As is apparent from the above description of the embodiments, according to the present invention, the water film due to dew condensation is separated into the back plate side and the front glass container side by the dew condensation preventing agent, so that the dew condensation on the front glass container is caused. The outer surface of the upper glass container does not reach the ground potential from the inhibitor, does not affect the potential distribution inside the front glass container, and does not particularly change the collision position of the electron beam near the wall surface with the phosphor. Thus, it is possible to provide an image display device in which the image quality is not deteriorated even in the dew condensation state.

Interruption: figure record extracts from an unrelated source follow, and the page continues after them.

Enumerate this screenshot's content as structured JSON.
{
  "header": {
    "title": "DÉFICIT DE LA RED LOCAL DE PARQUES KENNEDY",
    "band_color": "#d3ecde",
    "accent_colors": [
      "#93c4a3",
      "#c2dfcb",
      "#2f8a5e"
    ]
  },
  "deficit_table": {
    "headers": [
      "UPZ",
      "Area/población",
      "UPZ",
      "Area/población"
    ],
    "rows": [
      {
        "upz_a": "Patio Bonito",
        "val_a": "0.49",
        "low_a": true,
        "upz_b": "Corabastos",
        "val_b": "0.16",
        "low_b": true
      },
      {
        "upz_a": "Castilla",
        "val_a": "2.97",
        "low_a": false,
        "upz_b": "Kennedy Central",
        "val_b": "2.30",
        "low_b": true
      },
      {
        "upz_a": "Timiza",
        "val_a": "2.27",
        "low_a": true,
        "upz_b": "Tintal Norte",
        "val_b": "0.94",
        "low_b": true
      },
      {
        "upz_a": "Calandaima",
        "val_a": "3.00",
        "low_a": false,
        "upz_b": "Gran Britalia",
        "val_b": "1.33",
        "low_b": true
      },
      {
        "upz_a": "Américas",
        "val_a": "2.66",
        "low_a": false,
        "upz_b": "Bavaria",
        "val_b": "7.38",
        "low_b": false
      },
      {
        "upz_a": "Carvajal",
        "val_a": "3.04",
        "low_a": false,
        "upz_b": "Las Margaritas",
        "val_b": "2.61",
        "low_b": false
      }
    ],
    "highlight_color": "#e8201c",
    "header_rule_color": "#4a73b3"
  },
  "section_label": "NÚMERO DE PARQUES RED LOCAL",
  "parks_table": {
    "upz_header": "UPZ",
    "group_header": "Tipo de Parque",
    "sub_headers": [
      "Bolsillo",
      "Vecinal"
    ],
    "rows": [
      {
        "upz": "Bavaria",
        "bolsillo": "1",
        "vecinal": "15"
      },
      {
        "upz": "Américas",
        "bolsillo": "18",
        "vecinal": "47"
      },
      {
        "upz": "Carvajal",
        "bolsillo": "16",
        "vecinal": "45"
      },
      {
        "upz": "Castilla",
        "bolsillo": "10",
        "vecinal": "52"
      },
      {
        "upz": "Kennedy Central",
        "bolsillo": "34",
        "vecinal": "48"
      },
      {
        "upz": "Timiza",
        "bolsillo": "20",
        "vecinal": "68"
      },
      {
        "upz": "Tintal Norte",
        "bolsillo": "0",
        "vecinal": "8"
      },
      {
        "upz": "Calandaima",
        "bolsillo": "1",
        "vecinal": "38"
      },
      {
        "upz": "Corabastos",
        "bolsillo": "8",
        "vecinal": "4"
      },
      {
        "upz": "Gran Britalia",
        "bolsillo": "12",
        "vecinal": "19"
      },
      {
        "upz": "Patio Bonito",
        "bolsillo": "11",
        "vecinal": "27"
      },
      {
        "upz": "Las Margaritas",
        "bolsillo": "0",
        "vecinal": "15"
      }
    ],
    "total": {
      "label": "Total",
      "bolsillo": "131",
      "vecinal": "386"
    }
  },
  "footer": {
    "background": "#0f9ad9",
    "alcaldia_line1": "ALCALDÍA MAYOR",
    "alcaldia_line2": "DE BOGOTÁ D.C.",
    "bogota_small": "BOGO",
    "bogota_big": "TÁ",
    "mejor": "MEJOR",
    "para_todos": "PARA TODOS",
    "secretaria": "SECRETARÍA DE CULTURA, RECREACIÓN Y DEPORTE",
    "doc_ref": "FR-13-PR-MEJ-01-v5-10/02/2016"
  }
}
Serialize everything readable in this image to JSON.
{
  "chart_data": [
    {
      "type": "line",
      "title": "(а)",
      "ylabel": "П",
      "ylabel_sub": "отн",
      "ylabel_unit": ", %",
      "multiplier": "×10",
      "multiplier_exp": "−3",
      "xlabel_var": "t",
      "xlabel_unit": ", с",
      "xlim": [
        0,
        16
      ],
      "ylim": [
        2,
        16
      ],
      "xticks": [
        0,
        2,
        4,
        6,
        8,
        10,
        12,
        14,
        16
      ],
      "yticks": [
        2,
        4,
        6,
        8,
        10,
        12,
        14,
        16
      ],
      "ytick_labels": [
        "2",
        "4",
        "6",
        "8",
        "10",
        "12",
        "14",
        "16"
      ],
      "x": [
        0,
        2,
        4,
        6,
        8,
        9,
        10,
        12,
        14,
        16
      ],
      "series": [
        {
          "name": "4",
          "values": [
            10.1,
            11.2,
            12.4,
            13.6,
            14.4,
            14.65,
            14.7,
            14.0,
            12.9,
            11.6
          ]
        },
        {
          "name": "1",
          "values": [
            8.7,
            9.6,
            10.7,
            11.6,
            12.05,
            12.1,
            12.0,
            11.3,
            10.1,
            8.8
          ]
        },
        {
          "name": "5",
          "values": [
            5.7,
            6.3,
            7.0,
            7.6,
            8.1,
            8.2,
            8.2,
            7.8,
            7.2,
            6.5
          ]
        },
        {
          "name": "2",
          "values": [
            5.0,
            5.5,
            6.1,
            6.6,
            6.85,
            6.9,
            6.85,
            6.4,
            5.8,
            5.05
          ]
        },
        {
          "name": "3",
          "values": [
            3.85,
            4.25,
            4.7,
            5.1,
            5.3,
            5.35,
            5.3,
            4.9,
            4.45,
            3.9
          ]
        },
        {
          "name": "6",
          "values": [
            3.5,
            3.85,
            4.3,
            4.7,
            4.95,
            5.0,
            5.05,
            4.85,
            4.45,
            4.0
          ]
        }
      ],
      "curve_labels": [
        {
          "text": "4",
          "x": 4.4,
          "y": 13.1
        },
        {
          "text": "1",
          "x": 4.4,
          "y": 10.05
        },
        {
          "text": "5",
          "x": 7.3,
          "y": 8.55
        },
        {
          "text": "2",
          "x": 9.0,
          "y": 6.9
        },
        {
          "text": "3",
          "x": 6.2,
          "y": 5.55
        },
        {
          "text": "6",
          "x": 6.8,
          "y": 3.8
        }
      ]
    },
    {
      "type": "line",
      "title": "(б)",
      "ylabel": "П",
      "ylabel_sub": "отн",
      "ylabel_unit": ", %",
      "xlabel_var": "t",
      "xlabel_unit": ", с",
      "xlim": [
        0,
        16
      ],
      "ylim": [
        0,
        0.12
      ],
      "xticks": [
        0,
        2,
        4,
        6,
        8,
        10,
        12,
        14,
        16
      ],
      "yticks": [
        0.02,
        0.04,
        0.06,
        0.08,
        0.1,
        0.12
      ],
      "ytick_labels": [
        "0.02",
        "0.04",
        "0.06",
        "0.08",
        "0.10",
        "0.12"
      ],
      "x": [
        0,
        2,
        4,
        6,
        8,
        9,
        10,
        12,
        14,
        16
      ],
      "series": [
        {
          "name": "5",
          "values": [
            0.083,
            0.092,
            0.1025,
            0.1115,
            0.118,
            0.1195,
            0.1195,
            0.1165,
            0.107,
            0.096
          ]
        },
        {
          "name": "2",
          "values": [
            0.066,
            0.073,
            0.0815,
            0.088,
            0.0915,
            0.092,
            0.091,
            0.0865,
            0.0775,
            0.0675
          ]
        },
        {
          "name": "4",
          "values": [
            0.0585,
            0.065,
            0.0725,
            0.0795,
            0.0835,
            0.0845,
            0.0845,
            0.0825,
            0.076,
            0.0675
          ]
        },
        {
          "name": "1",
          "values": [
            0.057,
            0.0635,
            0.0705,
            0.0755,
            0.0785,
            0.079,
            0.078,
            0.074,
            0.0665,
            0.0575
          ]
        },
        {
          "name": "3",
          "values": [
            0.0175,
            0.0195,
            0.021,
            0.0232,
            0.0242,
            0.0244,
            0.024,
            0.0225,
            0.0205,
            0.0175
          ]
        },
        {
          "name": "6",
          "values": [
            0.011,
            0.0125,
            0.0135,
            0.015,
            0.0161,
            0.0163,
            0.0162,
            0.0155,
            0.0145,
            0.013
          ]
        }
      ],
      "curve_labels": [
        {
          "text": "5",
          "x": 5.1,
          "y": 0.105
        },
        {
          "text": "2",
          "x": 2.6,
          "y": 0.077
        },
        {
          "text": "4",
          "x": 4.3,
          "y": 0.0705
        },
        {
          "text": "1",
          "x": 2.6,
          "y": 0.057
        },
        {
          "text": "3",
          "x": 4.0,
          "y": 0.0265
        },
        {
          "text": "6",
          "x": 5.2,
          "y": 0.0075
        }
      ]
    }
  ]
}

[Brief description of drawings]

FIG. 1 is a sectional view of an outer container of an image display device according to an embodiment of the present invention.

FIG. 2 is a partially exploded perspective view showing the configuration of a conventional image display device.

FIG. 3 is a sectional view of an outer container of a conventional image display device.

[Explanation of symbols]

 9 Front glass container 10 Back plate 24 Electrode block 30 Dew condensation inhibitor

Claims (1)

[Claims] 1. A front glass container having an inner surface coated with a phosphor, a back plate facing the front glass container, and a back face formed of a single conductive plate in a space sandwiched between the back plate and the front glass container. An image display device comprising an electrode, a plurality of line cathodes, and an electron beam extraction electrode composed of one or a plurality of conductive plates, a signal electrode, a focusing electrode, a horizontal deflection electrode, and a vertical deflection electrode, wherein the front glass container An image display device with an anti-condensation agent added to the outer circumference in a ring shape.